National Survey of Families and Households Series
Investigator(s): Bumpass, Larry L., and James A. Sweet
The National Survey of Families and Households (NSFH) series was designed and carried out at the Center for Demography and Ecology at the University of Wisconsin-Madison under the direction of Larry Bumpass and James Sweet with the aim of providing improved understanding of both the structure and functioning of American families in order to overcome the limitations of previously available data on family structure, family process, and family relationships. The fieldwork was done by the Institute for Survey Research at Temple University, and William Aquilino of the Institute for Social Research, University of Michigan, provided technical support and assisted in the development of the questionnaires, management of the field operations, and coordination of the data preparation. The series was developed with funds by a grant from the Center for Population Research of the National Institute of Child Health and Human Development.

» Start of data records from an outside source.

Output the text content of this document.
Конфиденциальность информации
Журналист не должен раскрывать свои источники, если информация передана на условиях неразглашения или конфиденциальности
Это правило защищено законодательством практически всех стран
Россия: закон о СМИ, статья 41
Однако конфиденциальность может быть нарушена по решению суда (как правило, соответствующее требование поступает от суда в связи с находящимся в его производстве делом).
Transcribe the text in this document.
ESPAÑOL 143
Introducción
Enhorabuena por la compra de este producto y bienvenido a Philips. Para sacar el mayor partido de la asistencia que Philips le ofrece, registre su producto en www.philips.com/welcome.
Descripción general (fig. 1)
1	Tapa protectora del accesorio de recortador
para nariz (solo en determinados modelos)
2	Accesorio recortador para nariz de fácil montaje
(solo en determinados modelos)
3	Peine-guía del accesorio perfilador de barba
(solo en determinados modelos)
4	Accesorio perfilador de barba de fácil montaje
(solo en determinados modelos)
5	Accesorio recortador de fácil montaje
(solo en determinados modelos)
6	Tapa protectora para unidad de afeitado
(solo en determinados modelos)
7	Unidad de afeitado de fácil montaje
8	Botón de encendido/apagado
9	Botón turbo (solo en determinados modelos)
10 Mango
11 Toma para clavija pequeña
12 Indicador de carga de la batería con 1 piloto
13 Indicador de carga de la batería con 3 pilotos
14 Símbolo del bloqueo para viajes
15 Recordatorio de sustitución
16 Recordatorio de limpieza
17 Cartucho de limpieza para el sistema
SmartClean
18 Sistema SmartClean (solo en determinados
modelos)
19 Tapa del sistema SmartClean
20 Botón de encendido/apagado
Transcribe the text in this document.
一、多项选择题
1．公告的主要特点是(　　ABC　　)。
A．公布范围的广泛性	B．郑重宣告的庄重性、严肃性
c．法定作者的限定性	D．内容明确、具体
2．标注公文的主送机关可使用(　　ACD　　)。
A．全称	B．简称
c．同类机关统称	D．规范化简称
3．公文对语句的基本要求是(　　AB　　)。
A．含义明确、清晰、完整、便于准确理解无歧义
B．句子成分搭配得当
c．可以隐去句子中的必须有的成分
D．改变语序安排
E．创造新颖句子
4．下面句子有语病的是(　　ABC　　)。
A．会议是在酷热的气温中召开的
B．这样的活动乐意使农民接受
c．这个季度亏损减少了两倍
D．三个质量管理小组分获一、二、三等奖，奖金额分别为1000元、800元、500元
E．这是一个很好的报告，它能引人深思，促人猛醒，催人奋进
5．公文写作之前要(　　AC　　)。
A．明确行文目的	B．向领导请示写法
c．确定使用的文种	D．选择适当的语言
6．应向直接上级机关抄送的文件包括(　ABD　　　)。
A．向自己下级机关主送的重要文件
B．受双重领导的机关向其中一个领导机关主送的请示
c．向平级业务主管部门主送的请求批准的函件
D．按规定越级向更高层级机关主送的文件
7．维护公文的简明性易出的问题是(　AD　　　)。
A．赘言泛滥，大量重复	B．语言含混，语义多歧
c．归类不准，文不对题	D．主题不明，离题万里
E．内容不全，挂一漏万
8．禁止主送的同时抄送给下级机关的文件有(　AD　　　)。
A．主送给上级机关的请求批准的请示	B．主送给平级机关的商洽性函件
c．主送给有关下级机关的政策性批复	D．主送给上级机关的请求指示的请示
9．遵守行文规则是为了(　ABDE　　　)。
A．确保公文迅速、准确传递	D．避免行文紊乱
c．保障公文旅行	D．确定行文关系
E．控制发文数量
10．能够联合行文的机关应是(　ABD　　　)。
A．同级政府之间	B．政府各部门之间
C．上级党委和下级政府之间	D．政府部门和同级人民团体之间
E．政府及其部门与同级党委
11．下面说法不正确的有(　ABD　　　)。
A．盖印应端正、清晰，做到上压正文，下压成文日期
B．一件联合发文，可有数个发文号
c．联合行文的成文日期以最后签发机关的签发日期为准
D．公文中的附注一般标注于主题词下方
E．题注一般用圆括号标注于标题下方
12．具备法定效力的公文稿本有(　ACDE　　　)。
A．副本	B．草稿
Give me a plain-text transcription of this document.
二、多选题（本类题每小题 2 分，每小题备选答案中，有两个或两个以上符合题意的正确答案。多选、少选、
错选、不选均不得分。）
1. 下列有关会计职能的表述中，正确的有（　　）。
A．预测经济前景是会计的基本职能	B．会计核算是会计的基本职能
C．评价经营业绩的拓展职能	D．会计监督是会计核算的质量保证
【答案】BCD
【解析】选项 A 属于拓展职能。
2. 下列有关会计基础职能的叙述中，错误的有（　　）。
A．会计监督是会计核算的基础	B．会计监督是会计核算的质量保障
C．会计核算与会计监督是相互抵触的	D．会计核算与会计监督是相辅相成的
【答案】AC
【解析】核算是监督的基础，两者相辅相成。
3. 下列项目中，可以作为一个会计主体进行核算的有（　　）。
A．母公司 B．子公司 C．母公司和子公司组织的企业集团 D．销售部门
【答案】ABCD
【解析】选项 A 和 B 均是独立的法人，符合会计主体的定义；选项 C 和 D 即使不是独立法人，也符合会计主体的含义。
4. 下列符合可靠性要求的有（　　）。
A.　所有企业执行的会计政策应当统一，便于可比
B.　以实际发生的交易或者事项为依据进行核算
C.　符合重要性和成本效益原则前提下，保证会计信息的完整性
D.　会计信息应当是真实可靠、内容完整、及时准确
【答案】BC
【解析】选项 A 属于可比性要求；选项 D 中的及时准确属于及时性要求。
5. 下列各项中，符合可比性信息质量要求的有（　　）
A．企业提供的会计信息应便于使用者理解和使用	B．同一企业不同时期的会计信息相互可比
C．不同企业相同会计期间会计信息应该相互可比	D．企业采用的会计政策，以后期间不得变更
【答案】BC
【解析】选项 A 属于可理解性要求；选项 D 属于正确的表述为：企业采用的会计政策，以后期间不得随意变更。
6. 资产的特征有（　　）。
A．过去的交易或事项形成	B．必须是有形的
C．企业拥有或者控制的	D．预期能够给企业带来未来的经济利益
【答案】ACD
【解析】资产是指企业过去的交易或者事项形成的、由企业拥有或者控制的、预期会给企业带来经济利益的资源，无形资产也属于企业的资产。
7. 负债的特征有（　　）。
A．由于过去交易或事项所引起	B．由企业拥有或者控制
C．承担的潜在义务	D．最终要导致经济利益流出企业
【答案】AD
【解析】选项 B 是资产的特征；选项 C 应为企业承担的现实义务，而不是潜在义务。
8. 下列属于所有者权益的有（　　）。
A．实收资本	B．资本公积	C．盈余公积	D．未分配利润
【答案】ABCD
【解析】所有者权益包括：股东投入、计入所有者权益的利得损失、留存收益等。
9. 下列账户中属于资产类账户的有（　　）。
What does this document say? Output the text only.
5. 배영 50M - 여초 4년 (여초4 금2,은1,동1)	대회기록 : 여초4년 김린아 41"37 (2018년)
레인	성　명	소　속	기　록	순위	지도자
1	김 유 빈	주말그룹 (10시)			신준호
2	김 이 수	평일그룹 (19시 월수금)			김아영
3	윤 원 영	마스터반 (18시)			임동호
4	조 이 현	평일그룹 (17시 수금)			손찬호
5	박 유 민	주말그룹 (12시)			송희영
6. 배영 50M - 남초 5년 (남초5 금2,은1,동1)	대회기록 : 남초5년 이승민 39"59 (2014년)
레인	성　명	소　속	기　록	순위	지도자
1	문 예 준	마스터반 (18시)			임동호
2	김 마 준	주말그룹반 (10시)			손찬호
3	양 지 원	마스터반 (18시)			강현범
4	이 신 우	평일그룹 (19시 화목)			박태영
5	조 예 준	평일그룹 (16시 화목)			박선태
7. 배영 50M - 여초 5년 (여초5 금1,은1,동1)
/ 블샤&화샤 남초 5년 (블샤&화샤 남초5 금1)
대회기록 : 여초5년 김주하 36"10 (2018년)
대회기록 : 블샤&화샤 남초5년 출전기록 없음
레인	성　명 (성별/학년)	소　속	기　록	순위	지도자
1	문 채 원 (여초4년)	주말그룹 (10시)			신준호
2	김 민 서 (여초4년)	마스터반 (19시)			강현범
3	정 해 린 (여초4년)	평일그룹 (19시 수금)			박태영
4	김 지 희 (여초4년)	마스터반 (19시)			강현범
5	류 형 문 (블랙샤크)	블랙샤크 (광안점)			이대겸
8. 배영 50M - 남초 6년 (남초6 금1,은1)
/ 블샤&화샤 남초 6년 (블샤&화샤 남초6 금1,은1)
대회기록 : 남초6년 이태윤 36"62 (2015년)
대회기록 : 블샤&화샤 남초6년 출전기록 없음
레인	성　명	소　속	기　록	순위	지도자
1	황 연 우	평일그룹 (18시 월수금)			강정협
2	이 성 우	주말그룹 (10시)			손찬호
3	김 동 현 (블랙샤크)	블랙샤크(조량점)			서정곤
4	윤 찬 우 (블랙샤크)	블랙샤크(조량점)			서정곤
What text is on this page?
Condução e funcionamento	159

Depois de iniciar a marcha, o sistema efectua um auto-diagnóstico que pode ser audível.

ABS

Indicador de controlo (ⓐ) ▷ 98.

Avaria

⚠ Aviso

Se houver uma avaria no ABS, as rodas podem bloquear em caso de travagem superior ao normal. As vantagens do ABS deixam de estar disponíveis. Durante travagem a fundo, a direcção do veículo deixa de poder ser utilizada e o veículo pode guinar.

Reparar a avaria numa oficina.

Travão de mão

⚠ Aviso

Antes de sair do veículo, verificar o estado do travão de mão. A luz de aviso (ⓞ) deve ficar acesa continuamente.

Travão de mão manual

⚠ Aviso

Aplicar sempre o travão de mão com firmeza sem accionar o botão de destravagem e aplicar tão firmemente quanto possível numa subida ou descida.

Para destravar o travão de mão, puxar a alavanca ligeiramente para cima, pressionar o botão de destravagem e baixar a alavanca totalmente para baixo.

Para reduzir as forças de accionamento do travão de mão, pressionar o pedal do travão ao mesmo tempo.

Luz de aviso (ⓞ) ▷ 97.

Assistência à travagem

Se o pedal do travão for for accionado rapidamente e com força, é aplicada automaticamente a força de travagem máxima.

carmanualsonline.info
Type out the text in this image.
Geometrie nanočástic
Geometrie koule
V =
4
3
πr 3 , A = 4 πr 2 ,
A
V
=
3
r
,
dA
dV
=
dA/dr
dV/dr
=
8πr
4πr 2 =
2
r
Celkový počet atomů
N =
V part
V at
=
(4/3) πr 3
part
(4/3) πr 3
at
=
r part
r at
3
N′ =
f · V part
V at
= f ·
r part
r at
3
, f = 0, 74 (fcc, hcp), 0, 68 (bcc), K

The series is a national longitudinal survey that permits research on a wide variety of aspects of American family life and experience as both determinants and consequences of other family and life course events. A considerable amount of life-history information was collected, including childhood living arrangements, family composition, and relationships, as well as education, fertility, and employment histories. Individuals, rather than families or households, form the units of observation. The design is cross-sectional, with several retrospective sequences, permitting the detailed description of past and current living arrangements and other characteristics and experiences, as well as the analysis of the consequences of earlier patterns on current states, marital and parenting relationships, kin contact, and economic and psychological well-being. Users of the NSFH data should check for periodic updates of the collection by consulting files maintained by the principal investigators at the University of Wisconsin. These files may be accessed via anonymous FTP at: elaine.ssc.wisc.edu (cd /pub/nsfh).